Olmaz mı? Bir ara Twitter hesabı açmıştım, nedir, ne oluyor bakayım diye. Bir keresinde “Bir erkeğin iyi araba kullanıp kullanmadığını yanında rimel sürerken anlarsınız” diye bir tweet attım. Gayet şirin, ‘hihi’ yapıp sonraki tweet’e geçeceğim türden. Hemen mesajlar yağdı, “Yanımda Engin Altan olsa, rimelim hiç eksik olmazdı zaten” diye.


Son dizi ‘Deli Saraylı’ düşük reyting nedeniyle yayından kaldırıldı. Reyting kaygısı oyuncu üzerinde baskı oluşturuyor mu?

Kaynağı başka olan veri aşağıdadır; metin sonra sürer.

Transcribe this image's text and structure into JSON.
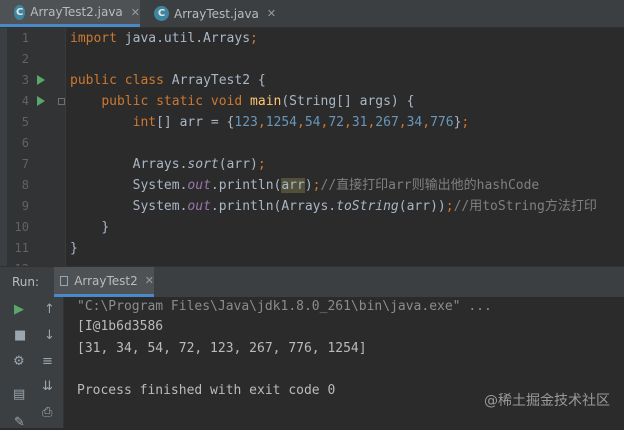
{
  "tabs": [
    {
      "icon": "C",
      "label": "ArrayTest2.java",
      "active": true
    },
    {
      "icon": "C",
      "label": "ArrayTest.java",
      "active": false
    }
  ],
  "gutter": {
    "line_numbers": [
      "1",
      "2",
      "3",
      "4",
      "5",
      "6",
      "7",
      "8",
      "9",
      "10",
      "11",
      "12"
    ]
  },
  "code": {
    "l1_kw": "import",
    "l1_rest": " java.util.Arrays",
    "l1_semi": ";",
    "l3_kw1": "public",
    "l3_kw2": "class",
    "l3_name": "ArrayTest2 {",
    "l4_kw1": "public",
    "l4_kw2": "static",
    "l4_kw3": "void",
    "l4_fn": "main",
    "l4_rest": "(String[] args) {",
    "l5_kw": "int",
    "l5_mid": "[] arr = {",
    "l5_nums": [
      "123",
      "1254",
      "54",
      "72",
      "31",
      "267",
      "34",
      "776"
    ],
    "l5_end": "}",
    "l7_a": "Arrays.",
    "l7_fn": "sort",
    "l7_b": "(arr)",
    "l8_a": "System.",
    "l8_field": "out",
    "l8_b": ".println(",
    "l8_arg": "arr",
    "l8_c": ")",
    "l8_cmt": "//直接打印arr则输出他的hashCode",
    "l9_a": "System.",
    "l9_field": "out",
    "l9_b": ".println(Arrays.",
    "l9_it": "toString",
    "l9_c": "(arr))",
    "l9_cmt": "//用toString方法打印",
    "l10": "}",
    "l11": "}"
  },
  "run": {
    "label": "Run:",
    "tab_label": "ArrayTest2"
  },
  "console": {
    "lines": [
      "\"C:\\Program Files\\Java\\jdk1.8.0_261\\bin\\java.exe\" ...",
      "[I@1b6d3586",
      "[31, 34, 54, 72, 123, 267, 776, 1254]",
      "",
      "Process finished with exit code 0"
    ]
  },
  "watermark": "@稀土掘金技术社区"
}
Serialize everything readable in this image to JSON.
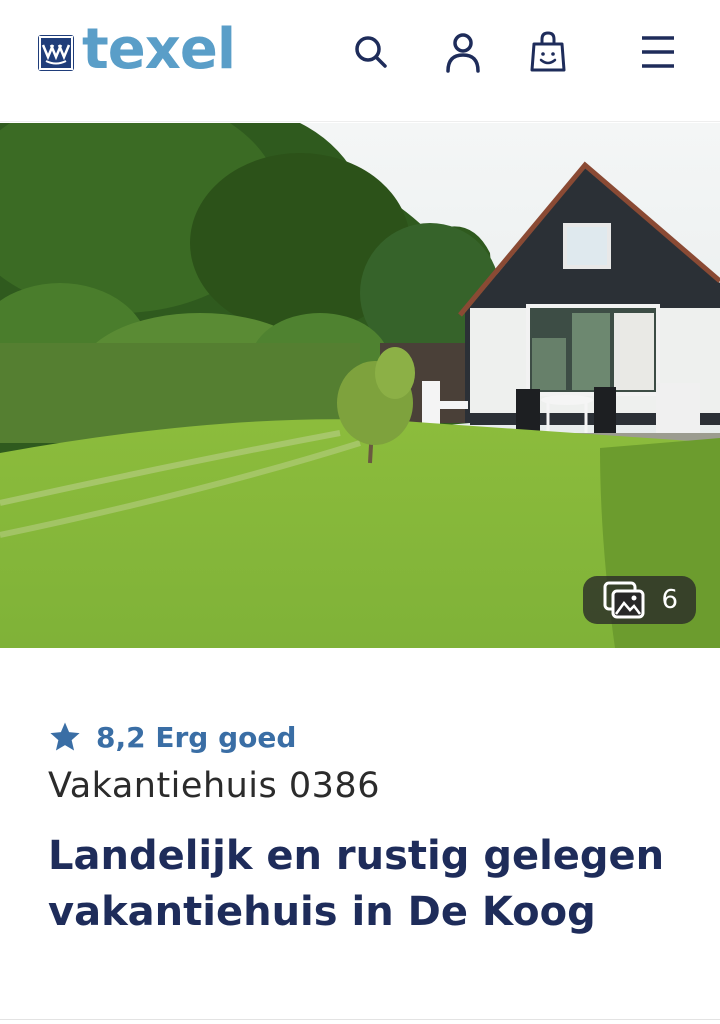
{
  "header": {
    "logo_text": "texel",
    "icons": [
      "search-icon",
      "user-icon",
      "shopping-bag-icon",
      "menu-icon"
    ]
  },
  "hero": {
    "photo_count": "6"
  },
  "listing": {
    "rating": "8,2 Erg goed",
    "type": "Vakantiehuis 0386",
    "title": "Landelijk en rustig gelegen vakantiehuis in De Koog"
  },
  "colors": {
    "brand_blue": "#5a9ec8",
    "dark_navy": "#1e2c5a",
    "rating_blue": "#3a6ea5"
  }
}
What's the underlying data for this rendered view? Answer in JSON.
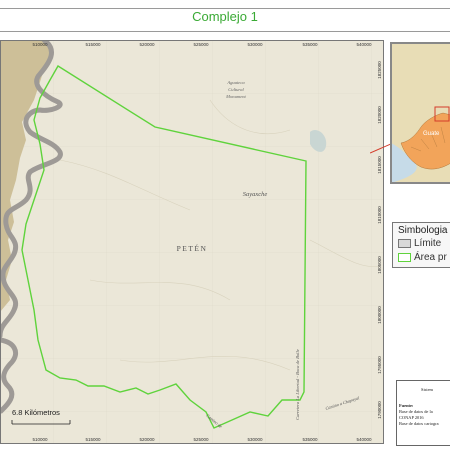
{
  "title": "Complejo 1",
  "map": {
    "labels": {
      "peten": "PETÉN",
      "sayaxche": "Sayaxche",
      "aguateca_line1": "Aguateca",
      "aguateca_line2": "Cultural",
      "aguateca_line3": "Monument",
      "boundary_road": "Carretera La Libertad - Boca de Bolle",
      "road_chapayal": "Camino a Chapayal",
      "road_bottom": "Camino de"
    },
    "coords_top": [
      "510000",
      "515000",
      "520000",
      "525000",
      "530000",
      "535000",
      "540000"
    ],
    "coords_bottom": [
      "510000",
      "515000",
      "520000",
      "525000",
      "530000",
      "535000",
      "540000"
    ],
    "coords_right": [
      "1825000",
      "1820000",
      "1815000",
      "1810000",
      "1805000",
      "1800000",
      "1795000",
      "1790000",
      "1785000"
    ],
    "colors": {
      "protected_area": "#5fd33c",
      "water": "#9e9a96",
      "terrain": "#ebe7d8",
      "outer_region": "#cdbf98"
    }
  },
  "inset": {
    "label": "Guate",
    "colors": {
      "country": "#f2a45a",
      "outline": "#d43b2a",
      "land": "#e8ddb6",
      "sea": "#c6dbe8"
    }
  },
  "legend": {
    "title": "Simbologia",
    "items": [
      {
        "label": "Límite",
        "swatch": "limit-swatch",
        "color": "#d9d9d9"
      },
      {
        "label": "Área pr",
        "swatch": "area-swatch",
        "color": "#5fd33c"
      }
    ]
  },
  "sources": {
    "lines": [
      "Sistem",
      "Fuente:",
      "Base de datos de la",
      "CONAP 2016",
      "Base de datos cartogra"
    ]
  },
  "scale": {
    "label": "6.8 Kilómetros"
  }
}
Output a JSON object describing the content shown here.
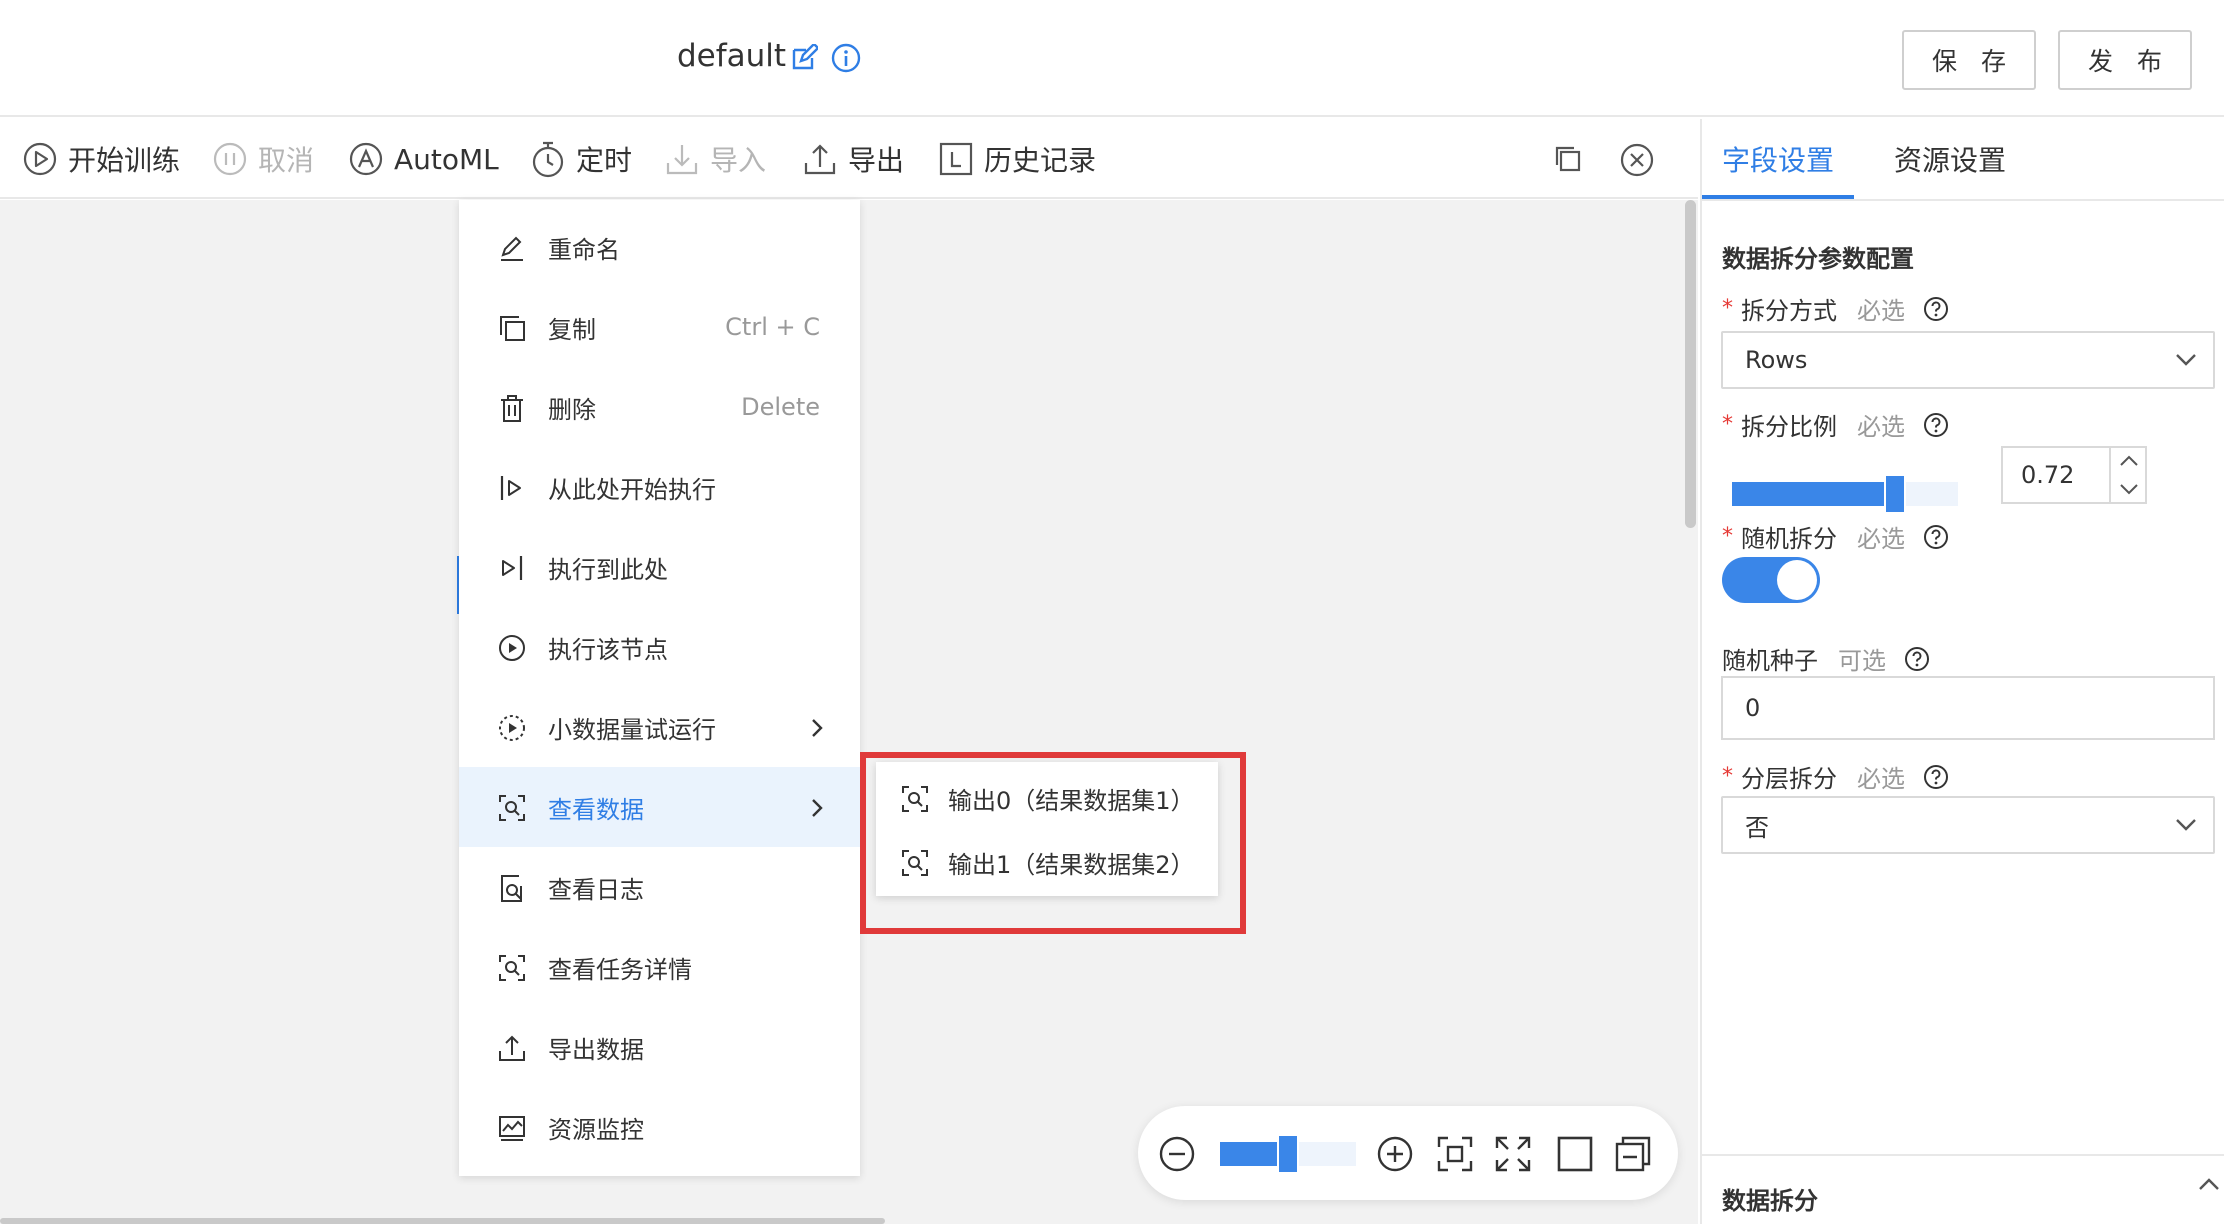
{
  "header": {
    "title": "default",
    "save_label": "保 存",
    "publish_label": "发 布"
  },
  "toolbar": {
    "items": [
      {
        "label": "开始训练",
        "icon": "play-circle-icon",
        "disabled": false
      },
      {
        "label": "取消",
        "icon": "pause-circle-icon",
        "disabled": true
      },
      {
        "label": "AutoML",
        "icon": "automl-icon",
        "disabled": false
      },
      {
        "label": "定时",
        "icon": "timer-icon",
        "disabled": false
      },
      {
        "label": "导入",
        "icon": "import-icon",
        "disabled": true
      },
      {
        "label": "导出",
        "icon": "export-icon",
        "disabled": false
      },
      {
        "label": "历史记录",
        "icon": "history-icon",
        "disabled": false
      }
    ]
  },
  "context_menu": {
    "items": [
      {
        "label": "重命名",
        "shortcut": "",
        "icon": "pencil-icon"
      },
      {
        "label": "复制",
        "shortcut": "Ctrl + C",
        "icon": "copy-icon"
      },
      {
        "label": "删除",
        "shortcut": "Delete",
        "icon": "trash-icon"
      },
      {
        "label": "从此处开始执行",
        "shortcut": "",
        "icon": "run-from-here-icon"
      },
      {
        "label": "执行到此处",
        "shortcut": "",
        "icon": "run-to-here-icon"
      },
      {
        "label": "执行该节点",
        "shortcut": "",
        "icon": "run-node-icon"
      },
      {
        "label": "小数据量试运行",
        "shortcut": "",
        "icon": "trial-run-icon",
        "submenu": true
      },
      {
        "label": "查看数据",
        "shortcut": "",
        "icon": "view-data-icon",
        "submenu": true,
        "active": true
      },
      {
        "label": "查看日志",
        "shortcut": "",
        "icon": "view-log-icon"
      },
      {
        "label": "查看任务详情",
        "shortcut": "",
        "icon": "task-detail-icon"
      },
      {
        "label": "导出数据",
        "shortcut": "",
        "icon": "export-data-icon"
      },
      {
        "label": "资源监控",
        "shortcut": "",
        "icon": "resource-monitor-icon"
      }
    ]
  },
  "submenu": {
    "items": [
      {
        "label": "输出0（结果数据集1）",
        "icon": "view-data-icon"
      },
      {
        "label": "输出1（结果数据集2）",
        "icon": "view-data-icon"
      }
    ]
  },
  "zoom": {
    "level": 0.5
  },
  "right_panel": {
    "tabs": [
      {
        "label": "字段设置",
        "active": true
      },
      {
        "label": "资源设置",
        "active": false
      }
    ],
    "section_title": "数据拆分参数配置",
    "split_method": {
      "label": "拆分方式",
      "hint": "必选",
      "value": "Rows"
    },
    "split_ratio": {
      "label": "拆分比例",
      "hint": "必选",
      "value": "0.72",
      "fraction": 0.72
    },
    "random_split": {
      "label": "随机拆分",
      "hint": "必选",
      "on": true
    },
    "random_seed": {
      "label": "随机种子",
      "hint": "可选",
      "value": "0"
    },
    "stratified_split": {
      "label": "分层拆分",
      "hint": "必选",
      "value": "否"
    },
    "footer_title": "数据拆分"
  },
  "colors": {
    "accent": "#2f7ee5",
    "highlight_border": "#e03a3a",
    "required": "#e53935"
  }
}
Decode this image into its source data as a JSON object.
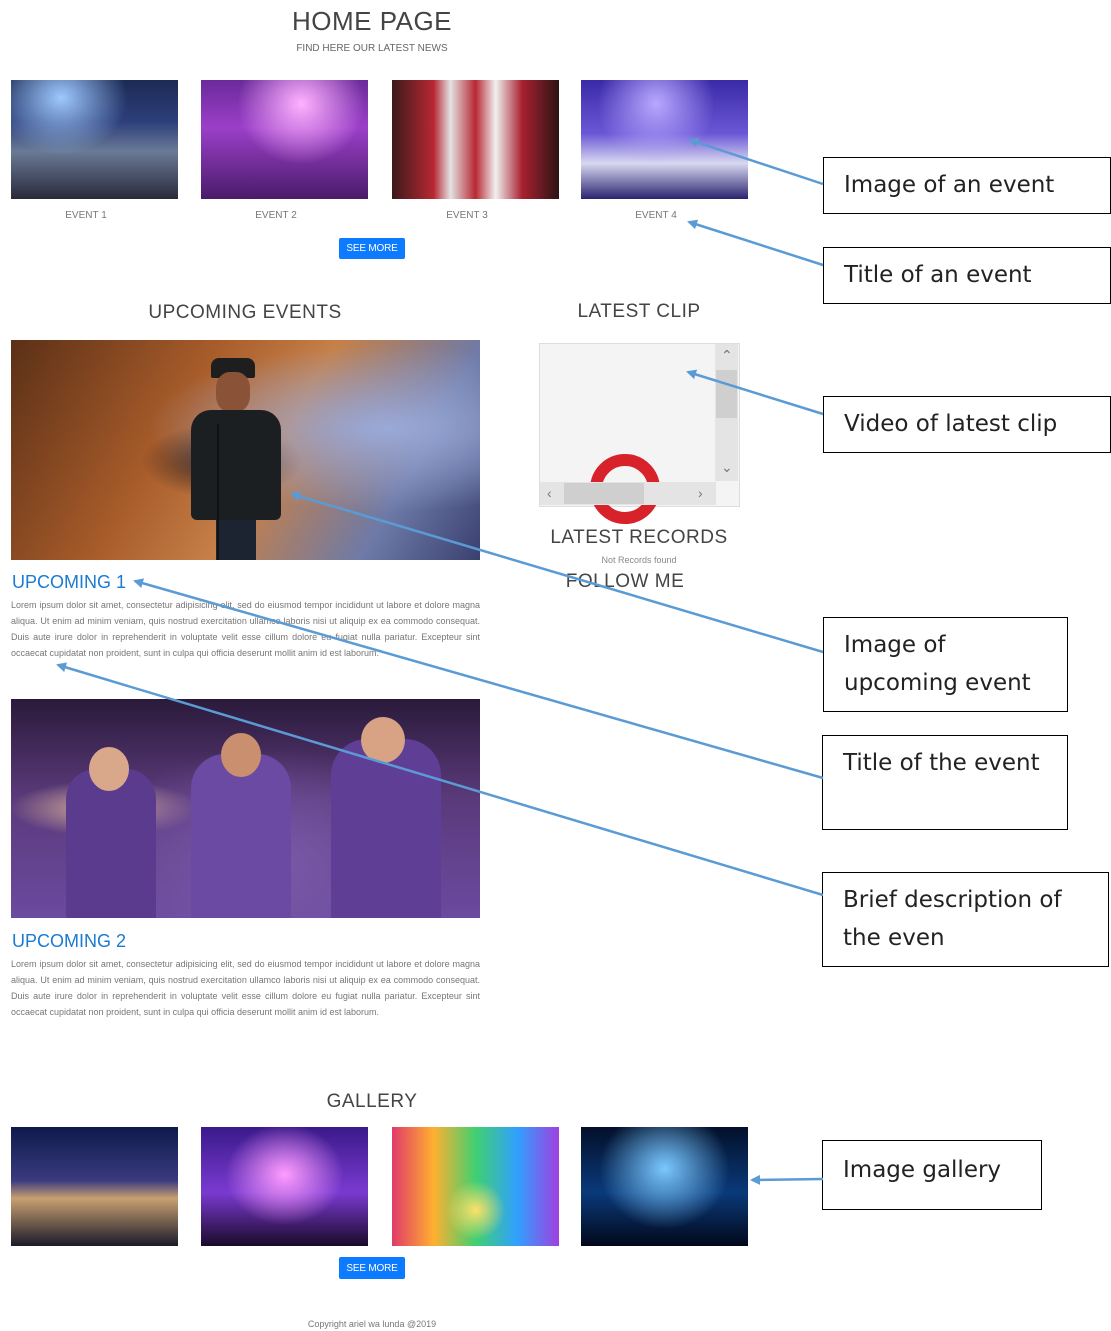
{
  "header": {
    "title": "HOME PAGE",
    "subtitle": "FIND HERE OUR LATEST NEWS"
  },
  "events": [
    {
      "title": "EVENT 1"
    },
    {
      "title": "EVENT 2"
    },
    {
      "title": "EVENT 3"
    },
    {
      "title": "EVENT 4"
    }
  ],
  "buttons": {
    "see_more_events": "SEE MORE",
    "see_more_gallery": "SEE MORE"
  },
  "upcoming": {
    "heading": "UPCOMING EVENTS",
    "items": [
      {
        "title": "UPCOMING 1",
        "description": "Lorem ipsum dolor sit amet, consectetur adipisicing elit, sed do eiusmod tempor incididunt ut labore et dolore magna aliqua. Ut enim ad minim veniam, quis nostrud exercitation ullamco laboris nisi ut aliquip ex ea commodo consequat. Duis aute irure dolor in reprehenderit in voluptate velit esse cillum dolore eu fugiat nulla pariatur. Excepteur sint occaecat cupidatat non proident, sunt in culpa qui officia deserunt mollit anim id est laborum."
      },
      {
        "title": "UPCOMING 2",
        "description": "Lorem ipsum dolor sit amet, consectetur adipisicing elit, sed do eiusmod tempor incididunt ut labore et dolore magna aliqua. Ut enim ad minim veniam, quis nostrud exercitation ullamco laboris nisi ut aliquip ex ea commodo consequat. Duis aute irure dolor in reprehenderit in voluptate velit esse cillum dolore eu fugiat nulla pariatur. Excepteur sint occaecat cupidatat non proident, sunt in culpa qui officia deserunt mollit anim id est laborum."
      }
    ]
  },
  "sidebar": {
    "latest_clip": "LATEST CLIP",
    "latest_records": "LATEST RECORDS",
    "no_records": "Not Records found",
    "follow_me": "FOLLOW ME"
  },
  "gallery": {
    "heading": "GALLERY"
  },
  "footer": {
    "copyright": "Copyright ariel wa lunda @2019"
  },
  "callouts": {
    "event_image": "Image of an event",
    "event_title": "Title of an event",
    "video": "Video of latest clip",
    "upcoming_image": "Image of upcoming event",
    "upcoming_title": "Title of the event",
    "description": "Brief description of the even",
    "gallery": "Image gallery"
  },
  "colors": {
    "accent": "#0d7bff",
    "title_blue": "#1a7bd0",
    "arrow": "#5b9bd5",
    "play_red": "#d8222a"
  },
  "icons": {
    "scroll_up": "chevron-up-icon",
    "scroll_down": "chevron-down-icon",
    "scroll_left": "chevron-left-icon",
    "scroll_right": "chevron-right-icon"
  }
}
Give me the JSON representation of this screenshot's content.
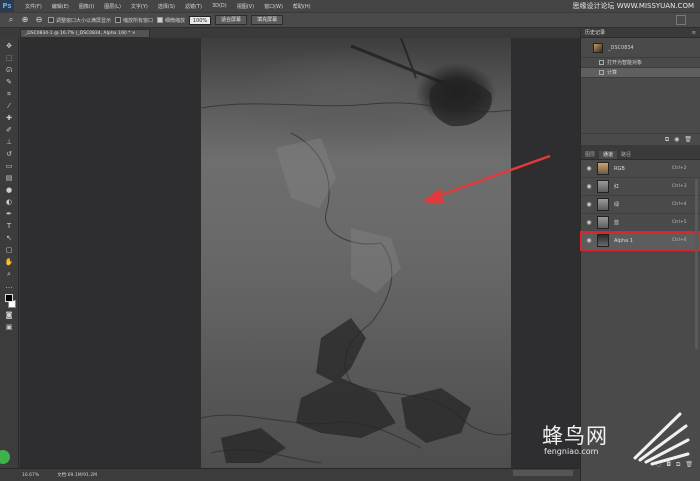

2 bin 500 tane, küçük dekodere benzer bir alet senin kaderini belirliyor. Kimin evinde, nerede olduğu meçhul. Ben o aleti görmedim. Sen gördün mü?


Maalesef…
 
Bunu düşünmesi gereken biz değil televizyon yapımcıları. Milyon dolarlık yatırımları 2 bin 500 haneden gelecek verilere bağlıyorsa herkesin oturup düşünmesi lazım.


‘Melekler Korusun’da Hümeyra; ‘Deli Saraylı’da Perran Kutman ile karşılıklı oynadınız. Bu iki oyuncu sizin için ne ifade ediyor?

Onlarla annemin arkadaşı, arkadaşımın annesi gibi yakın olmaya çalışıyorum. Oyunculuğu zaten öğrendim, şimdi hayatı öğrenmeye çalışıyorum onlardan.


Şanslı olduğunuza inanıyor musun?

Çok. Aç kalmıyorum en azından.


Hayatın hangi noktasındasınız?

Kendimi ‘stand by’ moduna aldım, bekliyorum. “Sabredelim, gelecek. Evet, evet, hissediyorum” deyip duruyorum.


Sırada ne var?

Güney Afrika tatili! Martta abim ve arkadaşlarıyla gidiyorum. En çok istediğim yer. Bir aralarda kürk olayına taktım. Aktivist bir topluluğa yardım etmek istiyorum. Onun dışında yeni bir filmin seçmelerine gittim. Dua et olsun!